Он было попробовал понять по отдельным репликам, о чем мы говорим, и наконец спросил:
– Извините, можно ли узнать, о чем вы беседуете?
– Помнишь, я рассказывал об исследовании мозга Петра? Как в нем внезапно изменились токи, когда Анна спросила его…
– Конечно, помню, – прервал меня Нильс. На фоне стекла четко проступал его мальчишеский профиль, более темный, чем синева за окном.
– Петр сейчас пересказал нам единственное уцелевшее воспоминание – о своей любви.
– И вы вот над этим размышляете в потемках? – спросил Нильс.
– Да. Это, видишь ли, была любовь довольно редкая и грустная – неразделенная.
– Ага, несчастливая любовь. – Мальчик наклонил голову и, немного помолчав, сказал с оттенком осуждения в голосе: – Да, случается и несчастливая любовь. Я читал об этом. Конечно, есть дела поважнее, но и это тоже бывает, я понимаю. В будущем, очевидно, такие случаи будут невозможны.
– Что ты имеешь в виду? – спросил я.
Нильс ответствовал:
– Просто можно будет как-то изменить психику этого человека…
– Чтобы он «отлюбился»? – спросил из своего угла самым серьезным тоном Амета.
– Можно и так, но не обязательно. Ведь можно изменить психику и того, другого, человека… Я читал где-то, что по желанию можно вызывать инстинкт материнской любви у животных, вводя им соответствующие гормоны. Это происходит в результате воздействия химических элементов на кору головного мозга. С человеком, конечно, будет труднее, но все же принципиальной разницы нет…
– Ты так думаешь? – спросил Амета.
А Шрей заметил:
– Это не так просто, дорогой Нильс.
– Почему?
– Ты, значит, кое-что об этом прочитал и уже составил свое мнение? У Архиопа есть такая комедия, «Гость». В ней описано, как на Землю прибыл один очень интеллигентный марсианин, который не знал, что такое музыка. Он знакомится с нашей цивилизацией и, среди прочего, попадает на концерт.
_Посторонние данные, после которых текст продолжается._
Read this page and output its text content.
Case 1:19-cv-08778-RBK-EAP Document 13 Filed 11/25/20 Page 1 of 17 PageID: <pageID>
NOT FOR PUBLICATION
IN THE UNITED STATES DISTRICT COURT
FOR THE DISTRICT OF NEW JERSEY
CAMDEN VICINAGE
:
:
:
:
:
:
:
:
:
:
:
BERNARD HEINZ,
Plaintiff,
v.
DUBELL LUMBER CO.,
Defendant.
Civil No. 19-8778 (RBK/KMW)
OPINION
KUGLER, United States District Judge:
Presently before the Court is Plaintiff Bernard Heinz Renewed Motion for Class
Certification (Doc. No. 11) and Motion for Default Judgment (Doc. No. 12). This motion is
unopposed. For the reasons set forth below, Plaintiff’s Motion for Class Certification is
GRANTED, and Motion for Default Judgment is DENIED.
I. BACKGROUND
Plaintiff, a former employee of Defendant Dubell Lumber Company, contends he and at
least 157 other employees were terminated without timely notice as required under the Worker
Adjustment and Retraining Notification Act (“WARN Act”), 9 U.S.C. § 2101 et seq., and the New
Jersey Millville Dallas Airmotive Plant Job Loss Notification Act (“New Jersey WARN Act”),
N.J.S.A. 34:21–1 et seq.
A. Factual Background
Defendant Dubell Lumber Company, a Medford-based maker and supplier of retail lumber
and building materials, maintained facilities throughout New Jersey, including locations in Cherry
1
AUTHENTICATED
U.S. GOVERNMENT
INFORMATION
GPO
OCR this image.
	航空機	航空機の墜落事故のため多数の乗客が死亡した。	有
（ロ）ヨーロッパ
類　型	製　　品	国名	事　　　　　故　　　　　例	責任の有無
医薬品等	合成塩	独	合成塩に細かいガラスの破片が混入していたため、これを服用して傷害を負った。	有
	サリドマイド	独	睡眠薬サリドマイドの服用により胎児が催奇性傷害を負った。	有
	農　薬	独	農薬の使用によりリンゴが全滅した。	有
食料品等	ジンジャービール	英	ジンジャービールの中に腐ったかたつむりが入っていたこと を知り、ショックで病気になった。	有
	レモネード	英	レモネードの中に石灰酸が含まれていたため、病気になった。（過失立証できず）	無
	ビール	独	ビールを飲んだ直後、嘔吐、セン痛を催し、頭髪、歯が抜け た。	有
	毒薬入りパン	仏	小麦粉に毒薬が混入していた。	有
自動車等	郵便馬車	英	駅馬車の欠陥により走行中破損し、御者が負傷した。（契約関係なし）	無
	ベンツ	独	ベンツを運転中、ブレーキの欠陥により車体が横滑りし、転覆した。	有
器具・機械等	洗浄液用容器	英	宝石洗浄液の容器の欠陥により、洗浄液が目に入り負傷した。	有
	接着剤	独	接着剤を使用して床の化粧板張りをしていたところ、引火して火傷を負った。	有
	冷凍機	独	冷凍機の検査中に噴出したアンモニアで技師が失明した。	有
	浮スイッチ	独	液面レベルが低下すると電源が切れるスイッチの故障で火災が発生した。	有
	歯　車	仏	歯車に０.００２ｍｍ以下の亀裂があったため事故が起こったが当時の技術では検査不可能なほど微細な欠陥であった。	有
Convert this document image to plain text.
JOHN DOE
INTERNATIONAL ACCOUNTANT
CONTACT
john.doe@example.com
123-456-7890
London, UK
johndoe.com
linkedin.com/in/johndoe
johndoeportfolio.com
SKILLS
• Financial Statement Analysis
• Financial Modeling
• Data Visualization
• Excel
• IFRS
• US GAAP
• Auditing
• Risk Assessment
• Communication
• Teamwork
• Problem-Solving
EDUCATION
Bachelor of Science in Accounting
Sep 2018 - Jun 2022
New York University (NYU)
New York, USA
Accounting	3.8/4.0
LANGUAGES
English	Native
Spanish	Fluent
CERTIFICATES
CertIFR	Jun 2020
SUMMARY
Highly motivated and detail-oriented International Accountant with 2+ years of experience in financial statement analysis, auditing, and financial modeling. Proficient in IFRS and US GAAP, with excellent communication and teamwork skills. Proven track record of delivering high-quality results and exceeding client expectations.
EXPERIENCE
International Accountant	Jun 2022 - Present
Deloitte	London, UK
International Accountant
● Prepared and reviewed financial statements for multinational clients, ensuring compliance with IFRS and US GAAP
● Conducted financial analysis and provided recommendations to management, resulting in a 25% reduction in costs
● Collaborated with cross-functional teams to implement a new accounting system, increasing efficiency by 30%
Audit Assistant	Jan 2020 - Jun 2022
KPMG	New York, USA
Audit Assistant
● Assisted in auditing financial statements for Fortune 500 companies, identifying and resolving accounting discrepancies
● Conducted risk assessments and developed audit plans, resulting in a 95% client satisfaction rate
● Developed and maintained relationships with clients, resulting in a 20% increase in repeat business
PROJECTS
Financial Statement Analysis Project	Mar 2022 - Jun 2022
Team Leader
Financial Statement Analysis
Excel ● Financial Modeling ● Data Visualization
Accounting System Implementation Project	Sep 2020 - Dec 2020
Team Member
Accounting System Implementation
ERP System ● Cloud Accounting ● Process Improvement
«Что делают здесь люди?» – спрашивает он. «Слушают музыку». – «Что такое музыка?» Земляне пытаются, как умеют, объяснить ему. «Не понимаю, – говорит марсианин. – Ну хорошо, я сейчас изучу это сам». Ему показывают инструменты, он исследует их, обнаруживает в них всякие там клапаны, молоточки. Наконец дело доходит до барабана. Марсианину очень понравились большие размеры и геометрически правильная форма этого инструмента, он тщательно ощупал его и сказал: «Спасибо, теперь я знаю, что такое музыка, это очень интересно». Ты, мой мальчик, пока знаешь о любви столько, сколько этот марсианин о музыке. Надеюсь, я тебя не обидел?